Yakub menjambak rambutnya. 

"Bodoh! Bodoh! Kamu menyakiti istrimu sendiri dengan pisau paling tajam di dunia. Harusnya kamu bisa melindungi istrimu, memberikan rasa nyaman pada istrimu, bukan menambah bebannya semacam itu." maki Yakub pada dirinya sendiri. Yakub benar-benar menyesal. Dia buru-buru memakai baju lalu segera turun menuju ruang makan.
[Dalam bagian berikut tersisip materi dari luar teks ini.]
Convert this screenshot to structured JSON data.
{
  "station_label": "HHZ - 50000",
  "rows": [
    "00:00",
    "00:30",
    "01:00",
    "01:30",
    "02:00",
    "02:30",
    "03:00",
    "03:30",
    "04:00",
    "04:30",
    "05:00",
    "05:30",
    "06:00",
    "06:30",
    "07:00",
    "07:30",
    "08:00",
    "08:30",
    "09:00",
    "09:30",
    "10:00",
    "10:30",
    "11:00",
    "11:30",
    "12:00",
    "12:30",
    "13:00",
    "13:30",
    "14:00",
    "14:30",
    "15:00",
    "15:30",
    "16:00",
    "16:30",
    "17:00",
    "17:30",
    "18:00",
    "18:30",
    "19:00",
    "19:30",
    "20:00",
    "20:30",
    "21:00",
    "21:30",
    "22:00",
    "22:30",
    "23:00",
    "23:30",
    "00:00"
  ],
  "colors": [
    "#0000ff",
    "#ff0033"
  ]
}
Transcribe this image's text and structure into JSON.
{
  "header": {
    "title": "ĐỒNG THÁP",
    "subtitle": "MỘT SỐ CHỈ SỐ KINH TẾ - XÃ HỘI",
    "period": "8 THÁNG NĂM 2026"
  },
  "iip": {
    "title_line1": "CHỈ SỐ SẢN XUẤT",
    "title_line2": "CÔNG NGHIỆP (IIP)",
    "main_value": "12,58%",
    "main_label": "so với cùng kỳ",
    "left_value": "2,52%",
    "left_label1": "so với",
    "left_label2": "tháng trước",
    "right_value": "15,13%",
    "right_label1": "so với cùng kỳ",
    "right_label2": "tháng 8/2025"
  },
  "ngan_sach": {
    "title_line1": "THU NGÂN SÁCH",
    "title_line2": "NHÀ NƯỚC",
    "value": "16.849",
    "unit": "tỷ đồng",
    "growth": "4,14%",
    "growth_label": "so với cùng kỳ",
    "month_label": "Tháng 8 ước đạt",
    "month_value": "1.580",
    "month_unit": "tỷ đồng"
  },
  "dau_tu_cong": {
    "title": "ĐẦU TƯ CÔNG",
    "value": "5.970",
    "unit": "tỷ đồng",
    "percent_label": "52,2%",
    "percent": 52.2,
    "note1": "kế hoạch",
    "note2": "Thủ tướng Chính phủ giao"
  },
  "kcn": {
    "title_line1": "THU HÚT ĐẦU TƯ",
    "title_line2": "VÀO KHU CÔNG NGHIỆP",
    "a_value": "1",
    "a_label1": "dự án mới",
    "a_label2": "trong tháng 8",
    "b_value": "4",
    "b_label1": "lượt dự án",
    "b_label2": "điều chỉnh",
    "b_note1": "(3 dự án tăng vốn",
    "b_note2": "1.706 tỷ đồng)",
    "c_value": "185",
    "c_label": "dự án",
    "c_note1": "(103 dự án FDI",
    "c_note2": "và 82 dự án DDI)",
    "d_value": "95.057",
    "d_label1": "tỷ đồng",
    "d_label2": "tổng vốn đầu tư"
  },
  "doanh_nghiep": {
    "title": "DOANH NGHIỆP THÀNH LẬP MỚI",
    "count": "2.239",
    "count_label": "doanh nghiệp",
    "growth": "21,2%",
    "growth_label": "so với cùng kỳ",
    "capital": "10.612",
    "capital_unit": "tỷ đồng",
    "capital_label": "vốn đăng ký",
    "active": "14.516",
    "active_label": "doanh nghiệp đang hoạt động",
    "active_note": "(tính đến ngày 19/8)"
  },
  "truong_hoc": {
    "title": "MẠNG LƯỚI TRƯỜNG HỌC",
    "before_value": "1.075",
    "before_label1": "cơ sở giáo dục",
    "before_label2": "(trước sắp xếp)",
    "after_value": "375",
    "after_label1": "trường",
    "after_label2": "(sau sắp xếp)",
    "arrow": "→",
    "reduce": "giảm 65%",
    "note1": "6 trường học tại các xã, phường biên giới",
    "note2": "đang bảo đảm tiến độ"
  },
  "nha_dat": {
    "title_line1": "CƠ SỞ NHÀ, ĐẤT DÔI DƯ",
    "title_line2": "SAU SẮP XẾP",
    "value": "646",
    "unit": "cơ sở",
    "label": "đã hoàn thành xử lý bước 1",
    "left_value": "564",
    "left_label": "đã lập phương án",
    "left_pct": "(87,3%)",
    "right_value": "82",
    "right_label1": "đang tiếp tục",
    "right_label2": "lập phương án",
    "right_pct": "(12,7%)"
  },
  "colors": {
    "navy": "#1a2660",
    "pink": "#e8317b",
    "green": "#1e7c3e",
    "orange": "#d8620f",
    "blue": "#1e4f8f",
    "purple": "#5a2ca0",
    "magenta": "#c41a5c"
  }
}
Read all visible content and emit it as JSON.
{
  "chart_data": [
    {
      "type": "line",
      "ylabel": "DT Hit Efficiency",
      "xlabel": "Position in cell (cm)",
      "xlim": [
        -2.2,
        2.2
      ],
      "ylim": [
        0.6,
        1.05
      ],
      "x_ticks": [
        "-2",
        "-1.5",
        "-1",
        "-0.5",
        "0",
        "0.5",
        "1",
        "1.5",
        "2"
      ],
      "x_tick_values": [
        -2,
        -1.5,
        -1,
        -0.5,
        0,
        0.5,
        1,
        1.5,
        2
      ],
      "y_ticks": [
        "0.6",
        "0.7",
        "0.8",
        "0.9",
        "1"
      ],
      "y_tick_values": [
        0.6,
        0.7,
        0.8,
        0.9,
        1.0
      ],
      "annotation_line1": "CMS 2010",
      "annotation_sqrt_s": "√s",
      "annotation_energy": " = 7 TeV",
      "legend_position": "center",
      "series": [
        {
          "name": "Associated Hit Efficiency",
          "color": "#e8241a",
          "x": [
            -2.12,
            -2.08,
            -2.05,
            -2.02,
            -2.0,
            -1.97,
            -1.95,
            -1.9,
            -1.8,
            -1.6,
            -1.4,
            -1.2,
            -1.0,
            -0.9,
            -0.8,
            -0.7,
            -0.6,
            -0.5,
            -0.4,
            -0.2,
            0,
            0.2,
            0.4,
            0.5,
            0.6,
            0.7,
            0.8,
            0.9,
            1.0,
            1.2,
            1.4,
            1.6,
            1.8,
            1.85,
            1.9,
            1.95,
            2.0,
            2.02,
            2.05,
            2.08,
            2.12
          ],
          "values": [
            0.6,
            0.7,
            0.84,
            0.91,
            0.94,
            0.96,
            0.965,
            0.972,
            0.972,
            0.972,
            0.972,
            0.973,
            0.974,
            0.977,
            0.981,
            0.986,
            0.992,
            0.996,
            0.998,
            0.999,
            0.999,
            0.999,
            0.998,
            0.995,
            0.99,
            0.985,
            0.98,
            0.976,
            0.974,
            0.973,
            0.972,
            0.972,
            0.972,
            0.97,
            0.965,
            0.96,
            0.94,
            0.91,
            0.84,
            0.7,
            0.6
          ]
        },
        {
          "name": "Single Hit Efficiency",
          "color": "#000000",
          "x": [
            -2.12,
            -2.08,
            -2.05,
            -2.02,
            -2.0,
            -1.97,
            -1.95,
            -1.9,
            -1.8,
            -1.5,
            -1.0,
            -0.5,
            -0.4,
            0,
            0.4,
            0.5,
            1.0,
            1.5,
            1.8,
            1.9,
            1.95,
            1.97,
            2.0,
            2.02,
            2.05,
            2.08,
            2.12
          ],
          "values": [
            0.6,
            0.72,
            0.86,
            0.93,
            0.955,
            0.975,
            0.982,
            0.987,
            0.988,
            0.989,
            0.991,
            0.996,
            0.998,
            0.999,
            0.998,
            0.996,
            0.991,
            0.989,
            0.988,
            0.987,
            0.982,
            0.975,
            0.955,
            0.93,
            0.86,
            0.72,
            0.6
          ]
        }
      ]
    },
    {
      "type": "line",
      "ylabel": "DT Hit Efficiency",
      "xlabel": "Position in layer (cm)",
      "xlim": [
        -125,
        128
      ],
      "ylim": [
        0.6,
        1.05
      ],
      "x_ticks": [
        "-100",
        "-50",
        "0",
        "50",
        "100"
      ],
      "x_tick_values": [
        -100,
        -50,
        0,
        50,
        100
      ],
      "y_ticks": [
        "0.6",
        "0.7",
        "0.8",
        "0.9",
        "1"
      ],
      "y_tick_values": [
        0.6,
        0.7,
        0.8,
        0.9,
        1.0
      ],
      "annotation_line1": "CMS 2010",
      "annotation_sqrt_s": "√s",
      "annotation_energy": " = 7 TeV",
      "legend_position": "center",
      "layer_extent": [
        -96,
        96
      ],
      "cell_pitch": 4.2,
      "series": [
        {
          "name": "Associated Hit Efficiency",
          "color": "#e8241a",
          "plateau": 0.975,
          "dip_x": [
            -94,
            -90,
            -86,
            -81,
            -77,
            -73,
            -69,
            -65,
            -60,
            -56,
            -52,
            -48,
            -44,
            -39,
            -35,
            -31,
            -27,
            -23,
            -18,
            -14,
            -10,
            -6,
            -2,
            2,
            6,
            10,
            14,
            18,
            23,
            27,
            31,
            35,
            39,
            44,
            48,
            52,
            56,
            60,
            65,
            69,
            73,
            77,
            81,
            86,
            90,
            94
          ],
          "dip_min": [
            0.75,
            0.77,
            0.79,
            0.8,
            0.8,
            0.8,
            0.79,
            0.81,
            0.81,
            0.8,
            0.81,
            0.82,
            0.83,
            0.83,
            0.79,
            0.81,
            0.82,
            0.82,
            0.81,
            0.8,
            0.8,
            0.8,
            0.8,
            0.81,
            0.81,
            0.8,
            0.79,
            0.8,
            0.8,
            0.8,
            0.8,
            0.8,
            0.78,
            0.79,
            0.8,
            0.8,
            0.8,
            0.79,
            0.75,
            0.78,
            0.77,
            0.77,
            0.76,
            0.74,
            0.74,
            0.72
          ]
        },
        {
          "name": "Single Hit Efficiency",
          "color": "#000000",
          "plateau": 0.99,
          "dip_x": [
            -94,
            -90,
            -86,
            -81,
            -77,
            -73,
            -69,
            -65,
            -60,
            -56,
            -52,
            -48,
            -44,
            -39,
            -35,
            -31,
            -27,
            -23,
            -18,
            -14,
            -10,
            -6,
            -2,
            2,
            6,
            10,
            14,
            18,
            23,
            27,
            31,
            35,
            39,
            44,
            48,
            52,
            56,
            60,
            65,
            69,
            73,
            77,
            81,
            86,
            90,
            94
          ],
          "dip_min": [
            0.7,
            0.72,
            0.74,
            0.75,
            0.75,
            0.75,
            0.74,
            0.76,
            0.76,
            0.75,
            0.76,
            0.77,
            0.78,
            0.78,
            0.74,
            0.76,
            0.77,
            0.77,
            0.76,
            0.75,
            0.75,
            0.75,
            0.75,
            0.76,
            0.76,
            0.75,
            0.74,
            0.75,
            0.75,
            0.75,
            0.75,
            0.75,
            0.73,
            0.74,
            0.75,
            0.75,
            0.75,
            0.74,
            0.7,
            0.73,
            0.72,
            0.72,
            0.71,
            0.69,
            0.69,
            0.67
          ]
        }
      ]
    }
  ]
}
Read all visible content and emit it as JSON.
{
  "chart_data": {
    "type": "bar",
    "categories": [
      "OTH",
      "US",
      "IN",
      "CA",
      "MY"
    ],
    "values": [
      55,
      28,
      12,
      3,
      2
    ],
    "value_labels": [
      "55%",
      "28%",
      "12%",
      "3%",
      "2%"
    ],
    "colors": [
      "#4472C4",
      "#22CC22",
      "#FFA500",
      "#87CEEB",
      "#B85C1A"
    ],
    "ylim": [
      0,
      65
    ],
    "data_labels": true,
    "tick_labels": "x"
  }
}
Rupanya istrinya sudah menanti di meja makan. 

"Mas, mau teh? Atau air putih aja?"

"Air putih aja, Dek." jawab Yakub sambil menarik kursi makan lalu duduk di atasnya. Yakub menyentuh tangan Yasmine yang sedang berdiri hendak menuangkan air putih ke gelas Yakub. 

"Maafin mas ya, dek?"

"Maaf untuk apa?"

"Untuk pertanyaan konyol mas tadi. Harusnya mas gak perlu tanya kayak gitu."

"Aku gak apa-apa kok."

"Yasmine."

"It's okay. Don't worry, Mas. Makan yuk. Keburu dingin."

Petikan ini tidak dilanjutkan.